Thursday, June 07, 2007

Henry Gould's project (his oeuvre, I mean) has a comprehensiveness that certainly fits the modernist sway, but also points to an enveloping commitment that I find admirable. or put it this way, I don't care that 17 new poems arrived somehow (and now must be turned into a chaobook to announce on the Poetics listserv), that magic act doesn't get old, but still, what is it that you embrace beyond production? I like obsession, focus, dedication, tho not in the sense of chaffering venues to accept your poems. I like poems connecting to an active life of process, not just freshened manufacture. hail to thee blithe guy in Providence.
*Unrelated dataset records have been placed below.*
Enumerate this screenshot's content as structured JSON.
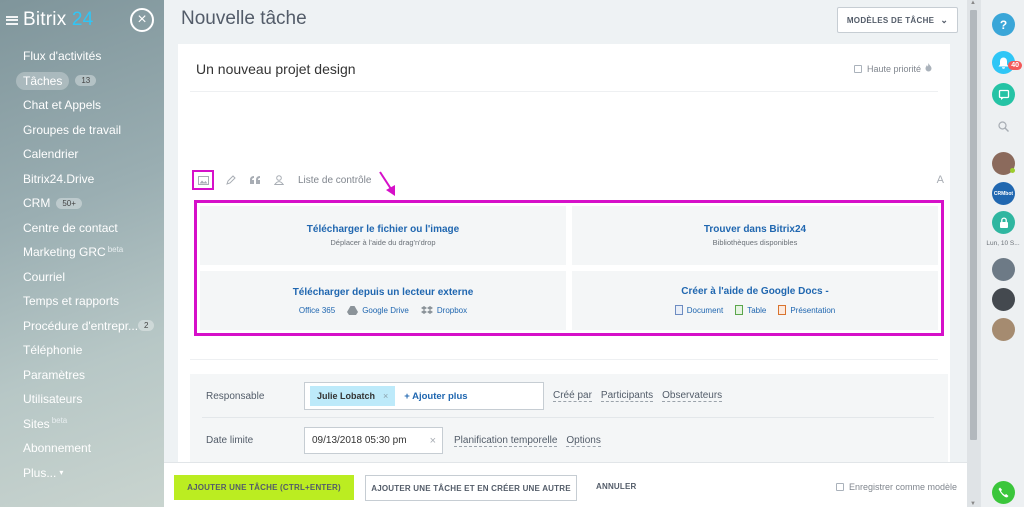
{
  "sidebar": {
    "logo_brand": "Bitrix",
    "logo_num": "24",
    "items": [
      {
        "label": "Flux d'activités"
      },
      {
        "label": "Tâches",
        "badge": "13"
      },
      {
        "label": "Chat et Appels"
      },
      {
        "label": "Groupes de travail"
      },
      {
        "label": "Calendrier"
      },
      {
        "label": "Bitrix24.Drive"
      },
      {
        "label": "CRM",
        "badge": "50+"
      },
      {
        "label": "Centre de contact"
      },
      {
        "label": "Marketing GRC",
        "sup": "beta"
      },
      {
        "label": "Courriel"
      },
      {
        "label": "Temps et rapports"
      },
      {
        "label": "Procédure d'entrepr...",
        "badge": "2"
      },
      {
        "label": "Téléphonie"
      },
      {
        "label": "Paramètres"
      },
      {
        "label": "Utilisateurs"
      },
      {
        "label": "Sites",
        "sup": "beta"
      },
      {
        "label": "Abonnement"
      },
      {
        "label": "Plus...",
        "caret": "▾"
      }
    ]
  },
  "close_glyph": "×",
  "page_title": "Nouvelle tâche",
  "templates_button": {
    "label": "MODÈLES DE TÂCHE",
    "chevron": "⌄"
  },
  "task": {
    "name": "Un nouveau projet design",
    "priority_label": "Haute priorité"
  },
  "toolbar": {
    "checklist_label": "Liste de contrôle",
    "font_glyph": "A"
  },
  "upload": {
    "cells": [
      {
        "title": "Télécharger le fichier ou l'image",
        "subtitle": "Déplacer à l'aide du drag'n'drop"
      },
      {
        "title": "Trouver dans Bitrix24",
        "subtitle": "Bibliothèques disponibles"
      },
      {
        "title": "Télécharger depuis un lecteur externe",
        "links": [
          "Office 365",
          "Google Drive",
          "Dropbox"
        ]
      },
      {
        "title": "Créer à l'aide de Google Docs -",
        "links": [
          "Document",
          "Table",
          "Présentation"
        ]
      }
    ]
  },
  "fields": {
    "responsible_label": "Responsable",
    "responsible_chip": "Julie Lobatch",
    "chip_remove": "×",
    "add_more": "+ Ajouter plus",
    "role_links": [
      "Créé par",
      "Participants",
      "Observateurs"
    ],
    "deadline_label": "Date limite",
    "deadline_value": "09/13/2018 05:30 pm",
    "deadline_clear": "×",
    "deadline_links": [
      "Planification temporelle",
      "Options"
    ]
  },
  "footer": {
    "add_task": "AJOUTER UNE TÂCHE (CTRL+ENTER)",
    "add_and_new": "AJOUTER UNE TÂCHE ET EN CRÉER UNE AUTRE",
    "cancel": "ANNULER",
    "save_template": "Enregistrer comme modèle"
  },
  "rightbar": {
    "help": "?",
    "notifications_badge": "40",
    "date_label": "Lun, 10 S...",
    "bot_label": "CRMbot"
  },
  "colors": {
    "highlight": "#d610c9",
    "accent_blue": "#2067b0",
    "add_button": "#bbed21"
  }
}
I mean, this is going on before your/our eyes, O public eye, this growing work. part 2 of my ramble, vaguely connected, nods to Eileen Tabios's doctrinal acceptance. recognize, as some New York buzz bombs tiresomely can't, that the struggle is human and possible, even as poems sometimes occur. everyone's nervous about their 'wares', because poetry lacks mathematical assertion, or at least, poets so lack. you write 15,000 poems in a year and some hang around and some blow funk. where's the control? oh, it's on your nasty blog!!! not for Eileen, and this is a force to reckon with. not to say I'm a positivist. I'm just another ego in the ego room, so I feel cramped all the time. but in stray moments I remember that I've flailed and flailed, albeit not overly publicly. I have 1000 pages on potential display (Days Poem the marketing exercise), and when I look at it, it is new to me. I feel like the poem's relative, not author. I have no schematic by which the work developed. you know what I am saying. you write by accepting. you cannot, let us say, out think the poem, because the poem aint thinking, it's doing/making. the made/done thing. it is on the poet to be in the positionfor the poem. and the reader, good lord, you are on the same ride, too!

Tuesday, June 05, 2007

The Official Days Poem Publication Site!

additional exclamation points available upon request

Sunday, June 03, 2007

you may notice, in the picture below of DAYS POEM--the book, the reading experience--posing on the stone pointing to Emerson's grave, that someone (not me) placed a dime on top. now, to be frank, I was already creeping myself out taking these pix (and yet...). the dime doesn't seem such a nice gesture. I was creeped out further at Alcott's grave, which had a goodly sprinkling of pennies on the grave itself. I didn't even want to enter DAYS POEM into that image. grave as wishing well? or are the pennies for the ferryman? little late for that. I certainly mean to take a photo op at Walden, which DAYS POEM mentions frequently, and I may even have written some of it there.